Я с любопытством вглядывался в их тусклые, невыразительные морды. Я хотел увидеть жестокость, властность, уверенность, волю, а видел только глупость. Глупость и трусость. И ради этого мы хотели погибнуть? Да их одним словом до смерти напугать можно. Если б они хоть раз в жизни услышали тот отборный мат, которым их каждый день кроет в каждой деревне каждая баба… Должно быть, я нехорошо ухмылялся, глядя на них, потому что они вдруг задвигались, заерзали, заговорили все разом. Им не нравилось, как я стою, почему руки у меня не по швам, конечно же, почему улыбаюсь. И вообще — кто меня научил написать вот эту… вот это… это вот?.. Тут самый главный боров, сидевший во главе стола, двумя пальцами приподнял за угол наш многострадальный журнал.
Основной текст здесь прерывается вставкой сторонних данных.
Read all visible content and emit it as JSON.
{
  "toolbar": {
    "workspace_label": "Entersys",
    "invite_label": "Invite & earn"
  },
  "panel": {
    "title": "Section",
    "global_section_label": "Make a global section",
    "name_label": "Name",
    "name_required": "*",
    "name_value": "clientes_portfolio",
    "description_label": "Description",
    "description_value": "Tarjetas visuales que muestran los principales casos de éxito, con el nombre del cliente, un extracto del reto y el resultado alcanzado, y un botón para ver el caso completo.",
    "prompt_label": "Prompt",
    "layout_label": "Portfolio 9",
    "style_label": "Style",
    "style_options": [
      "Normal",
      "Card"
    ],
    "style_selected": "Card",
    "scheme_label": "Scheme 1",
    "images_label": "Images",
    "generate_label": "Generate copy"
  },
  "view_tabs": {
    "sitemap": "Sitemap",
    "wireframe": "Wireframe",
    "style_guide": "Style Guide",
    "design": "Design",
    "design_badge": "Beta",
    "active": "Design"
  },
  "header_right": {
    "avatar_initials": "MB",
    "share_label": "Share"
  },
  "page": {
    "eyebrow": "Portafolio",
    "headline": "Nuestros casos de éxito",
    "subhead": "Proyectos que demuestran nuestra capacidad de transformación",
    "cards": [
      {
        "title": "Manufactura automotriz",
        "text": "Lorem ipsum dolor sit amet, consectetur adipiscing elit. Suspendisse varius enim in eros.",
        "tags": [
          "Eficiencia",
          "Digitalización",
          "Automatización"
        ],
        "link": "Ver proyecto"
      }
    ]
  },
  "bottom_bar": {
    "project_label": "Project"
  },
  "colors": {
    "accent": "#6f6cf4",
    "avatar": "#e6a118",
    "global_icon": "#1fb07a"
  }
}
— А почему, собственно говоря, меня кто-то должен был учить? — удивился я.
— Ну как же! — опять задвигался зверинец. — Откуда у вас могут взяться эти мысли? Вы еще ничего в жизни не видели.
Ах, вот как! Вы всю жизнь просиживаете задницы в своих партийных кабинетах, ничего, кроме директив, не читаете, дальше сортира не ходите, а я, значит, ничего не видел и думать ни о чем не смею, и вы теперь поучать меня беретесь. Вот, значит, как.
— Нет, — сказал я, — видел очень много. И все помню.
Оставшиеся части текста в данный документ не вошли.